Unmasking the Hallucinations of Audio-Visual LLMs

Large-language models (LLMs) have been making waves with their audio-visual capabilities. But there's a catch. These models, despite their apparent prowess, are prone to hallucinations, producing outputs that seem plausible but are actually unfounded. We're talking about speech-induced hallucinations that haven't been thoroughly explored until now.

The Speech-Vision Alignment Problem

The current benchmarks tend to focus on environmental sounds like a dog barking to signal events. But what about human speech? It carries rich semantics and intricate temporal structures. This is where the models falter. The new benchmark, SVHalluc, steps in to evaluate these speech-vision hallucinations from semantic and temporal angles. And guess what? The results aren't pretty for most models.

Why Should We Care?

Here's the kicker: state-of-the-art open-source audio-visual LLMs are struggling with aligning speech content with corresponding visual signals. Their accuracy is almost random across multiple tasks. That's a big red flag for anyone relying on these models for accurate audio-visual comprehension. If they can't get basic alignment right, how can they be trusted with more complex tasks?

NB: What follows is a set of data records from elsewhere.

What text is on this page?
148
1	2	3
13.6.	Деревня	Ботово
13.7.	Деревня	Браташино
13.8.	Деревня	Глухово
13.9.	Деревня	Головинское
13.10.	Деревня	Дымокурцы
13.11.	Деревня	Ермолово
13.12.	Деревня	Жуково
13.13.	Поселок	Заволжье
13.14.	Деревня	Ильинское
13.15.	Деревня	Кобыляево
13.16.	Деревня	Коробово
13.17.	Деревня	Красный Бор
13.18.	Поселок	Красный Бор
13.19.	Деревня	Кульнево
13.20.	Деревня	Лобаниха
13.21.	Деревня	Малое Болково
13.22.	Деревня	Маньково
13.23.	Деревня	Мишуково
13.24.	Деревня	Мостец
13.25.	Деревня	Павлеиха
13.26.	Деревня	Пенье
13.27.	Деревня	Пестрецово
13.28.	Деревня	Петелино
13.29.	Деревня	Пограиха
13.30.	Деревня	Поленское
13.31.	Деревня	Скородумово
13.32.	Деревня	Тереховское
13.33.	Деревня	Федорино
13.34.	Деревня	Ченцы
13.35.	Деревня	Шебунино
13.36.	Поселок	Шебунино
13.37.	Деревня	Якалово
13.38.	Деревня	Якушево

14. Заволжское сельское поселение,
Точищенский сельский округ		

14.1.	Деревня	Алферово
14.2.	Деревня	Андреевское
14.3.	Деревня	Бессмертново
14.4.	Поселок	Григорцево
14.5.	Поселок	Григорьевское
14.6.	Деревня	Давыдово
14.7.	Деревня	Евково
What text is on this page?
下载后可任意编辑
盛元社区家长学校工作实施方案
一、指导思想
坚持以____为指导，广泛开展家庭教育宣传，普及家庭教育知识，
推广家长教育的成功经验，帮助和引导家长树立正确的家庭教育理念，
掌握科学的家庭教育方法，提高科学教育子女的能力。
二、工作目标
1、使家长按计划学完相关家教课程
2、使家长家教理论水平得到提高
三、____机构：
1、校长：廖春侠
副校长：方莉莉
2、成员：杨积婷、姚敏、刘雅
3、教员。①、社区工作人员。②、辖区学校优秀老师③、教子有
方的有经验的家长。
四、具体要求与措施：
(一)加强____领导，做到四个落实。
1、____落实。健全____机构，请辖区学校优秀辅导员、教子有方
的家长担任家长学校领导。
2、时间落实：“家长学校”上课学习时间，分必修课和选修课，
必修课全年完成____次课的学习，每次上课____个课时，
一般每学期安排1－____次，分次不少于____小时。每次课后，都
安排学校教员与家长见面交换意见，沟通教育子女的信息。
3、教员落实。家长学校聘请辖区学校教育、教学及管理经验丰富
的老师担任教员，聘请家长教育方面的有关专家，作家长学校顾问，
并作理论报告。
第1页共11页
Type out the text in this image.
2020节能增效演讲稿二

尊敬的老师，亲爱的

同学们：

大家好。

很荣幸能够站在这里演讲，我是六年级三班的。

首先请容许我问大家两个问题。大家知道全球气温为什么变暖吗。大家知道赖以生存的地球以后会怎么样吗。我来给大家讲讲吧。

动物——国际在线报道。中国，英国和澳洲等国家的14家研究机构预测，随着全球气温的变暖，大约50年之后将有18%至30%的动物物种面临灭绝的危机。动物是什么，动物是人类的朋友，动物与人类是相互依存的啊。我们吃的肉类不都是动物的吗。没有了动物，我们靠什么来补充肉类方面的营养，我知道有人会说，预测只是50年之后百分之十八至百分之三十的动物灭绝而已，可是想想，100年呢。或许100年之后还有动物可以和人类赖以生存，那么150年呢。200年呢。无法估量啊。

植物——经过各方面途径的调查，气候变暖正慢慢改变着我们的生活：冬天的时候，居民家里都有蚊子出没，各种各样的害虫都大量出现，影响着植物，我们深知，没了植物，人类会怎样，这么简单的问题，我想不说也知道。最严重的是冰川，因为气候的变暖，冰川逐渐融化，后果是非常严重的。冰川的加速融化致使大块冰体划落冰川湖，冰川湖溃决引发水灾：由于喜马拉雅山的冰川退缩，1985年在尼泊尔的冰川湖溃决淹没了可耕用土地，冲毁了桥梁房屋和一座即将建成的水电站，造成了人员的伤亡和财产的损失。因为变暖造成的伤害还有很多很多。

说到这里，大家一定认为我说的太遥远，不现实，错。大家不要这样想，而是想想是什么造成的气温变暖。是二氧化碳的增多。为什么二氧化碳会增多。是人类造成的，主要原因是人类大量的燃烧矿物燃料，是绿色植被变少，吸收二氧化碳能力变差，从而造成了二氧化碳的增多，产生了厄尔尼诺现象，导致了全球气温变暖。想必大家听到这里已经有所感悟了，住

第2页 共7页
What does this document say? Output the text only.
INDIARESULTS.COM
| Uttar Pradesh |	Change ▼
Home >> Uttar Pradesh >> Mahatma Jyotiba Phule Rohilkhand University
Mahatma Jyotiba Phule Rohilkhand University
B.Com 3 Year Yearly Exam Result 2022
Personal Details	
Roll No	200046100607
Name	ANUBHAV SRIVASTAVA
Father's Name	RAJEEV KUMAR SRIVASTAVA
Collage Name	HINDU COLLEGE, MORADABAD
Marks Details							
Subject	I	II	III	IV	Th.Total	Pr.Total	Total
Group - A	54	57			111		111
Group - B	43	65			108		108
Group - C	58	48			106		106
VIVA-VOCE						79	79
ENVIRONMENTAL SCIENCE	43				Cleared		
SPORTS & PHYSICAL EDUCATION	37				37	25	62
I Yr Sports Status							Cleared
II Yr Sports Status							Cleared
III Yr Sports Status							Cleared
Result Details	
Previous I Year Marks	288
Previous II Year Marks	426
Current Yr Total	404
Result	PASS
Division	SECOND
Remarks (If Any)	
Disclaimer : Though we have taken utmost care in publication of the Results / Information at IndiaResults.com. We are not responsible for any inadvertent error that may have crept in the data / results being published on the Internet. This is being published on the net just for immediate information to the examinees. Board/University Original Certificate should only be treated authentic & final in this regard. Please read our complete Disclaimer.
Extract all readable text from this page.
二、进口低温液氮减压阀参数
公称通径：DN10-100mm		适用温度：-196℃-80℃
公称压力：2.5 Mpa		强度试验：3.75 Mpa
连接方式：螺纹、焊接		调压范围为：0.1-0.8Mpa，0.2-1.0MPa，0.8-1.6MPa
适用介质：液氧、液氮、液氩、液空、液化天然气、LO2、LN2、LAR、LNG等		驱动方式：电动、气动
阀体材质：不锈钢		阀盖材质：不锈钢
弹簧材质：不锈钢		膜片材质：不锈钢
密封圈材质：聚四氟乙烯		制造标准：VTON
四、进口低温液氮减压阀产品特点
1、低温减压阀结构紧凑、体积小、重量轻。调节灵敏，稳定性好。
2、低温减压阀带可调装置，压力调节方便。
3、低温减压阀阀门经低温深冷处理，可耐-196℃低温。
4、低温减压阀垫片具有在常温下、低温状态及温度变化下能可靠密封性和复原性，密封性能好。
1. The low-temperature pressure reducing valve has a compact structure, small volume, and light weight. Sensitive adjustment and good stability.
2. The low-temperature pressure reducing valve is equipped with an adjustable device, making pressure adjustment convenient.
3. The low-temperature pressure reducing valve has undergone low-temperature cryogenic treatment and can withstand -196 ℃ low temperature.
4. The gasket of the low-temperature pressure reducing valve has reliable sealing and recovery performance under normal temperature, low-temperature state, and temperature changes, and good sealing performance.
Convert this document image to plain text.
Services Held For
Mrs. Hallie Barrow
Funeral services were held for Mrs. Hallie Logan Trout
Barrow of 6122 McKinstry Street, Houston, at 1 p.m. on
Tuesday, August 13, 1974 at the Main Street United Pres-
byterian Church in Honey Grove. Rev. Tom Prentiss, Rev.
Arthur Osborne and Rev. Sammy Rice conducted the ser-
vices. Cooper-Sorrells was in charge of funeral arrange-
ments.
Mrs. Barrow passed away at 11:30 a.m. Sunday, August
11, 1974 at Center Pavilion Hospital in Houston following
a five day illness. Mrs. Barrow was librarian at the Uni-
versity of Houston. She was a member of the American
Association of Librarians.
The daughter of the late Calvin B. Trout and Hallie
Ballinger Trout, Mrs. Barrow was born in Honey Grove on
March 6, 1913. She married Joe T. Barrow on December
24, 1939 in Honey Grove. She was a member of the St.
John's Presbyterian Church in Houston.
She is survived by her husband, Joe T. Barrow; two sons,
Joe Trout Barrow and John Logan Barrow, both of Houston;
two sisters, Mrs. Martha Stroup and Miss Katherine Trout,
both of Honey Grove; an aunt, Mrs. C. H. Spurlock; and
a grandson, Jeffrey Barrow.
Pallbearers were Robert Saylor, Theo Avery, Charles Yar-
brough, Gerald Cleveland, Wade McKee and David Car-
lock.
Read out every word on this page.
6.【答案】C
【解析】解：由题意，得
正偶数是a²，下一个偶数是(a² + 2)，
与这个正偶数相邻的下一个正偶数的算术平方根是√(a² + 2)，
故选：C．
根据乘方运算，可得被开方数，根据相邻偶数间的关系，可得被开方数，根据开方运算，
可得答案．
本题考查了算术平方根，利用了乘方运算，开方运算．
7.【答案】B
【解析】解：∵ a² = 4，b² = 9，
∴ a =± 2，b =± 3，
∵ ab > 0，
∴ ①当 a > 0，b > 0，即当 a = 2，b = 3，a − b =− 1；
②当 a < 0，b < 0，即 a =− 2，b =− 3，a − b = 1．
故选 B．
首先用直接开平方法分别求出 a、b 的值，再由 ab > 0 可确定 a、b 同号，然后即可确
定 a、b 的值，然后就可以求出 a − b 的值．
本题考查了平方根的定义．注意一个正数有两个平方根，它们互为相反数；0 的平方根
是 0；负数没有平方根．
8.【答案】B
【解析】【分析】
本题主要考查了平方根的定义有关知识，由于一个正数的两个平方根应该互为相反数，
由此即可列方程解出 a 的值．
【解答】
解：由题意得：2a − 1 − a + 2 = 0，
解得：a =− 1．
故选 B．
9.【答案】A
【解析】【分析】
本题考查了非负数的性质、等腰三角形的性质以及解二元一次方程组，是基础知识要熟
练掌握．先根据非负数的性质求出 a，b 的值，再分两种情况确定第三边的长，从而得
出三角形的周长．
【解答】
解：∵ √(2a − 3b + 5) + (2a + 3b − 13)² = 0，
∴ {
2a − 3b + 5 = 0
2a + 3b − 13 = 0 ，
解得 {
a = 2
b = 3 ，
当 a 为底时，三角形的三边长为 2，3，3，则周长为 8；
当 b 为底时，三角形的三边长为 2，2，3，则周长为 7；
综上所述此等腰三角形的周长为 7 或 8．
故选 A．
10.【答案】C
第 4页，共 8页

Gemini 2.5 Pro: The Lone Star

there's a silver lining, though. Gemini 2.5 Pro has emerged as a standout, significantly outperforming its open-source counterparts. It's a testament to what can be achieved when cross-modality understanding is prioritized. But isn't it a bit concerning that only a select few models can manage this? We need more than just isolated success stories.

A Call for Better Models

These findings reveal a fundamental limitation in current audio-visual LLMs. Their failures are largely due to a limited ability in understanding cross-modality, despite excelling in single-modality perception. This gap needs addressing. If nobody would play it without the model, the model won't save it. And in this case, if the model can't see and hear clearly, what's the point?

In a world increasingly relying on AI for nuanced tasks, the demand for speech-grounded video comprehension is urgent. The models shouldn't just grind through data but understand it in a meaningful way. The industry needs to step up its game.